В лагере по-прежнему светило солнце, но лица детей к концу смены были пасмурны и скучны. «Поколение пасмурнолицых, — подумал Юра. — А чего им, собственно, веселиться? У них нет такого счастливого советского детства, как у тебя. Проблемы чуть ли не с пеленок — как жить? Где заработать? Они не будут беспомощно разводить руками — нет денег. Они их выгрызут, выцарапают, из-под земли достанут! Это будет поколение настоящих тружеников, а не таких бездельников, как ты и многие твои сверстники».

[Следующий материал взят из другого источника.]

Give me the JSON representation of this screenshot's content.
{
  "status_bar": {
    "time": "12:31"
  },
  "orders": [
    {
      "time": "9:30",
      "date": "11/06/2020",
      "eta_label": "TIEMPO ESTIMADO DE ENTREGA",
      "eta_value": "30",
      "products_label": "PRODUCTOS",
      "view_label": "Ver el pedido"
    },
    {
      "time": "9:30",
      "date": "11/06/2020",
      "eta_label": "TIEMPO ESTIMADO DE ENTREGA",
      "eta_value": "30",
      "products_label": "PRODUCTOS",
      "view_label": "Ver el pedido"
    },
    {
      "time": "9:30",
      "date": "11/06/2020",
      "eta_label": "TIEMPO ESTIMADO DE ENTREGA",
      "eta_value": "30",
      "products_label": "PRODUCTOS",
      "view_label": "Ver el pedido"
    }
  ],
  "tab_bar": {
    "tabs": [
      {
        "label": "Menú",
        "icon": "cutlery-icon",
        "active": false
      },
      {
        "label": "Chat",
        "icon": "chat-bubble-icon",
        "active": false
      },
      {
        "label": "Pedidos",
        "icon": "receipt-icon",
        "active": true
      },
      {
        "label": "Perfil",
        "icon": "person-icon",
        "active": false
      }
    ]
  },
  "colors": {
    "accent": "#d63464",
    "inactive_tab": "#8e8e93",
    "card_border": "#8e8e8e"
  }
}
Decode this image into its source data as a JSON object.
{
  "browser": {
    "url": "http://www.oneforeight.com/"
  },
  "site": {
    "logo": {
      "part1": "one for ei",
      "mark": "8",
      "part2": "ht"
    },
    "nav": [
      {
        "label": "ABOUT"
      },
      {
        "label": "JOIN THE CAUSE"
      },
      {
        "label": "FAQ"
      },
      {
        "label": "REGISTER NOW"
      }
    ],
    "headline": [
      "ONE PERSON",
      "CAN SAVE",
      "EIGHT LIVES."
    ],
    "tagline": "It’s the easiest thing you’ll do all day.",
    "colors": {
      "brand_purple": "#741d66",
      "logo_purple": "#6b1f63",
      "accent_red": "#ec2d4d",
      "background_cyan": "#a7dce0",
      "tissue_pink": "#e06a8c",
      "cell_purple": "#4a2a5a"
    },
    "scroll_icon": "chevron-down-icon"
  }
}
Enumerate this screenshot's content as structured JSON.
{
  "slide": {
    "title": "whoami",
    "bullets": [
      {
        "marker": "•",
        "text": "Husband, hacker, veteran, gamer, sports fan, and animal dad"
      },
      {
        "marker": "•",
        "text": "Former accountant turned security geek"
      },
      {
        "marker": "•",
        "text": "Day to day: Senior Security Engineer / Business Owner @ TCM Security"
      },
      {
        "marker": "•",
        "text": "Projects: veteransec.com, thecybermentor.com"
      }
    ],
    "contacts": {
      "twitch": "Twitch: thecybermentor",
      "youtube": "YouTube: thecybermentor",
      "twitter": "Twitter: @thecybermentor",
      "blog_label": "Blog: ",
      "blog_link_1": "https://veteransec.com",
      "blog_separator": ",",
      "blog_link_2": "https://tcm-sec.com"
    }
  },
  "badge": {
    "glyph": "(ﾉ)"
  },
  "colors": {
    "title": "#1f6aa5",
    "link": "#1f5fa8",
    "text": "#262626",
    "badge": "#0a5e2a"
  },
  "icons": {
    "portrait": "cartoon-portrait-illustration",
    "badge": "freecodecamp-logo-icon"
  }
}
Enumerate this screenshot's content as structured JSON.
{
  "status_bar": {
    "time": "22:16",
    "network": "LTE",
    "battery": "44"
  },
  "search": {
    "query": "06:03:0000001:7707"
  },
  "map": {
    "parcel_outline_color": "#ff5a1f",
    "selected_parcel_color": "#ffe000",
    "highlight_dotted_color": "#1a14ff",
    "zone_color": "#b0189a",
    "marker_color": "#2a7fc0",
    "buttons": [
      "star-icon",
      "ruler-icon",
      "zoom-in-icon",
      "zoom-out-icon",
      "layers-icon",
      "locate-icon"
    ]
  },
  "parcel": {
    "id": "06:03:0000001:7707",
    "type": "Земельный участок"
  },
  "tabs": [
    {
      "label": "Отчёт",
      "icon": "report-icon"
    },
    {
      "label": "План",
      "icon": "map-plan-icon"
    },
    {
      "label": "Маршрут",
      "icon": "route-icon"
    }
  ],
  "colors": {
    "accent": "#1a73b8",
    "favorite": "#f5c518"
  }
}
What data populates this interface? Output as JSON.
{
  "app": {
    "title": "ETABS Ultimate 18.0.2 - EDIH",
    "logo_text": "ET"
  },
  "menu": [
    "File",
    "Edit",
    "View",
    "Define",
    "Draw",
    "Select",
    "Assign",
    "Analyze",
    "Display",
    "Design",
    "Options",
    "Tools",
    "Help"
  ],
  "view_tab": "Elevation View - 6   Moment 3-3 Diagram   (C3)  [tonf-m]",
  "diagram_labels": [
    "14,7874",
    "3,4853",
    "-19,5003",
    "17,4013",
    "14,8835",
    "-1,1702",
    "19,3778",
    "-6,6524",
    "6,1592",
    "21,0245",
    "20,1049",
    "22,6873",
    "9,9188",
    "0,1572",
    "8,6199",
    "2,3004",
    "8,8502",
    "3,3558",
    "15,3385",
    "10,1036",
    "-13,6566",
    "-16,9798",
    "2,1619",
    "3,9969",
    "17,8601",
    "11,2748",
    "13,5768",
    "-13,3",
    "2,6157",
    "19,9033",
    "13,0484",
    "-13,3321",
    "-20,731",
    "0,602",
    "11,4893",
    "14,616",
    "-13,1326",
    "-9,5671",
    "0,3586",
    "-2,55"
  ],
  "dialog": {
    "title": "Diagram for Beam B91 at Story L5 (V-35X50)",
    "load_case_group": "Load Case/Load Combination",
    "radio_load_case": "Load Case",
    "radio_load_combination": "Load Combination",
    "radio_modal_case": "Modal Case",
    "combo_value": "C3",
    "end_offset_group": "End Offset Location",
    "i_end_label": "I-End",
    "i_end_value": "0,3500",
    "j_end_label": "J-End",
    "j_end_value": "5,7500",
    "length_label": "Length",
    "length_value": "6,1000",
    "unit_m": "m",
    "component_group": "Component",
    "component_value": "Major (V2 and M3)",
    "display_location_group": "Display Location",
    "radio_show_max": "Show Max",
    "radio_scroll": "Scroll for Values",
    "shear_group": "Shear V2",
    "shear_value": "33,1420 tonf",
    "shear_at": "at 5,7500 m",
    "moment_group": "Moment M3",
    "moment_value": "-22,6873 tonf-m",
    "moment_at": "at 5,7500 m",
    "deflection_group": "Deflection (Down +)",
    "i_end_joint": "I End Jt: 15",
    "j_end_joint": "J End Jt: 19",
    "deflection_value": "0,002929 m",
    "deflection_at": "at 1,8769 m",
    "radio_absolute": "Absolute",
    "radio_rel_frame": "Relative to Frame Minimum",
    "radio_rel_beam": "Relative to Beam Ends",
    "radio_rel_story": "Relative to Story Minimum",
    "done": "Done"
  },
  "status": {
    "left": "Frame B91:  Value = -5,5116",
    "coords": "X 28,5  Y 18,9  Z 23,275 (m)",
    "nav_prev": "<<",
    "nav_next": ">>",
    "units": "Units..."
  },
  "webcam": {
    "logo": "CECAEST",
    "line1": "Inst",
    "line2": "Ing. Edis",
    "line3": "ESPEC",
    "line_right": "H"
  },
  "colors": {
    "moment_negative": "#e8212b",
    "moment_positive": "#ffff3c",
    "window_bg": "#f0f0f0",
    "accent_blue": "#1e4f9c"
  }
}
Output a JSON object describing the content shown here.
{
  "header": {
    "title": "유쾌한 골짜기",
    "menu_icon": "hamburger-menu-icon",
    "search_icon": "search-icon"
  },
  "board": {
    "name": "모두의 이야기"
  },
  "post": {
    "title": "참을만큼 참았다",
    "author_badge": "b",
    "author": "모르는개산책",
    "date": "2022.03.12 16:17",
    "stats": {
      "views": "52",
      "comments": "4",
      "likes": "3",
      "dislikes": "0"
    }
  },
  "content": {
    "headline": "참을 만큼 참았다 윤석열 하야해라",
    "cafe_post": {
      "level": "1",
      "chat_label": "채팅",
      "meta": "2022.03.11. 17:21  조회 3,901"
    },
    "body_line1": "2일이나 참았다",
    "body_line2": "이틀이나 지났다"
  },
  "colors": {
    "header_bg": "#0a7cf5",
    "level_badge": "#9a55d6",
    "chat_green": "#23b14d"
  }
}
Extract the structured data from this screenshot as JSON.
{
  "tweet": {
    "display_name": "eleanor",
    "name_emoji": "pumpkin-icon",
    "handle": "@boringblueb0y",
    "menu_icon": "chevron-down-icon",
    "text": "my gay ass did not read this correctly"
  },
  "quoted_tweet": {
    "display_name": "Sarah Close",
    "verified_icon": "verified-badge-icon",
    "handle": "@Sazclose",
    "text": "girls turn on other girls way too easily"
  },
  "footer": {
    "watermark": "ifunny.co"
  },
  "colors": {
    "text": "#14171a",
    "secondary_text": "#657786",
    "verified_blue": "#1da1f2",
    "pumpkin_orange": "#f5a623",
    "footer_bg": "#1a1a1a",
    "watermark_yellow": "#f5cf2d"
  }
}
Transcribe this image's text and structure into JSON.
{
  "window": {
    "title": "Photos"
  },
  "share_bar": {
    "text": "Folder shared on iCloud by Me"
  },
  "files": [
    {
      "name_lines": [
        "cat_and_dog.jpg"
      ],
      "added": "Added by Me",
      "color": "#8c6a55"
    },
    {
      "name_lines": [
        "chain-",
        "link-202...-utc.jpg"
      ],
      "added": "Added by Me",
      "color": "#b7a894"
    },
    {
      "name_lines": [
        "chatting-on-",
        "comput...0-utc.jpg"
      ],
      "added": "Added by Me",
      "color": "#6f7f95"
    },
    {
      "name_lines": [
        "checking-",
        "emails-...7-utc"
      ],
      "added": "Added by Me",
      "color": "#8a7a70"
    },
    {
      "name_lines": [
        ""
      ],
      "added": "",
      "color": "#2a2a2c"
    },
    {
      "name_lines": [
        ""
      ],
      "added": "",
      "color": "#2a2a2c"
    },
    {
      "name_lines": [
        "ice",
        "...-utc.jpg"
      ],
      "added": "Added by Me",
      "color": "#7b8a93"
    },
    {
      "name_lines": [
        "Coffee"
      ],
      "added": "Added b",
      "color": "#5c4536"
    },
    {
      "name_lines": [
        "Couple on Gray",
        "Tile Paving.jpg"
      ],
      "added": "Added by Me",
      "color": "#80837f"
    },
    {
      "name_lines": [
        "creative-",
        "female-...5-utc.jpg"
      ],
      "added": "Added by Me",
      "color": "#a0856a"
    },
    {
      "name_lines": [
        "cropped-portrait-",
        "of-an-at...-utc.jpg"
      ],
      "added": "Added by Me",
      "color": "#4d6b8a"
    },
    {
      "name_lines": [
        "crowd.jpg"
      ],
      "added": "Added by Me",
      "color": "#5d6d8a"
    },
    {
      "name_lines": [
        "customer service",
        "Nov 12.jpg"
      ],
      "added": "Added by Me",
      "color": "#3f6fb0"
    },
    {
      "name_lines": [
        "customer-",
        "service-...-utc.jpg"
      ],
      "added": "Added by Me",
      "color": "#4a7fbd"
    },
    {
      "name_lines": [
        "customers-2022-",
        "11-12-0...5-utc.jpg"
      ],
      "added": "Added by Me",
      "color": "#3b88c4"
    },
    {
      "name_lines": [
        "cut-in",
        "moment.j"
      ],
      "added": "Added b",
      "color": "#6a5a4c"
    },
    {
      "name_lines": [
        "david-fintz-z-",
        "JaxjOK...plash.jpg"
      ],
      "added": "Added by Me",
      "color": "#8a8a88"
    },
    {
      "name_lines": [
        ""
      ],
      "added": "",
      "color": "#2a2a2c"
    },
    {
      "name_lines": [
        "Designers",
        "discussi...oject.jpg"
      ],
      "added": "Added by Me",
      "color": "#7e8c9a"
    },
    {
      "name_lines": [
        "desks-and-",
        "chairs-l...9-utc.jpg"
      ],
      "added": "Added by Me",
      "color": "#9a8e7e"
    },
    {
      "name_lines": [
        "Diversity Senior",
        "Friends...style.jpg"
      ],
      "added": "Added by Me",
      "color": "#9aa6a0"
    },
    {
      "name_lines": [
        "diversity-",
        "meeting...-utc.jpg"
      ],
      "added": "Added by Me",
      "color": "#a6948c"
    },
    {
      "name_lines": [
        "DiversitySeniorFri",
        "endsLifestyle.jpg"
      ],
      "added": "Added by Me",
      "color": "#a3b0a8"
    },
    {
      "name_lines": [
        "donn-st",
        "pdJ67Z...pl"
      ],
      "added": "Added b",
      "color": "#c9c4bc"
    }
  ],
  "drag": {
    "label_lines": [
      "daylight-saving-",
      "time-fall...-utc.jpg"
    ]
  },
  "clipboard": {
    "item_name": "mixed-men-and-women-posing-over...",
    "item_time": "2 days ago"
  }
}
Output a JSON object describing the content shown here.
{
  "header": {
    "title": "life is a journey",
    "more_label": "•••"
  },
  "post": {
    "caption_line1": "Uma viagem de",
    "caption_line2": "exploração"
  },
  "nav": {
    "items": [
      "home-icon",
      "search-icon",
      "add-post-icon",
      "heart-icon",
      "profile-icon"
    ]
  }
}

— Юрий Викторович! Юрий Викторович! — бросилась ему в объятия Ленка — вот у нее никогда не сходила с лица счастливая улыбка. «Наверно, родители — преуспевающие коммерсанты». — Почему вы так долго не приезжали?
— Дела, Леночка.
— А мы решили сыграть «Кота в сапогах»! В следующее воскресенье перед родителями! — И грустно добавила: — А потом разъедемся по домам…
— Уговорили Надю? — поинтересовался Юра, хотя ему было все равно.
— Нет. Она не согласилась, даже когда Лариса Витальевна пообещала ей, что маркиз Карабас не будет проваливаться в люк.
— А как?
— Просто уходить за кулисы.
«Очень остроумно придумала Лариса!» — с досадой подумал он.
— Кто же заменит Ксюшу?
— Нашли какую-то девочку. — И с терзающей душу надеждой спросила: — А вы, Юрий Викторович, приедете к нам на спектакль?
— Постараюсь…
Лариса не подала виду, что обрадовалась появлению Миши, вела себя с ним подчеркнуто вежливо, соблюдая дистанцию. Две ночи без Блюма она спала неважно — снились кошмары. Вскочив сегодня в три часа ночи под впечатлением привидевшейся жути, подошла к столу, чтобы напиться воды, и вдруг поняла, что она в доме одна — постель Эллы Валентиновны пустовала. Ларисе стало страшно, и она включила свет.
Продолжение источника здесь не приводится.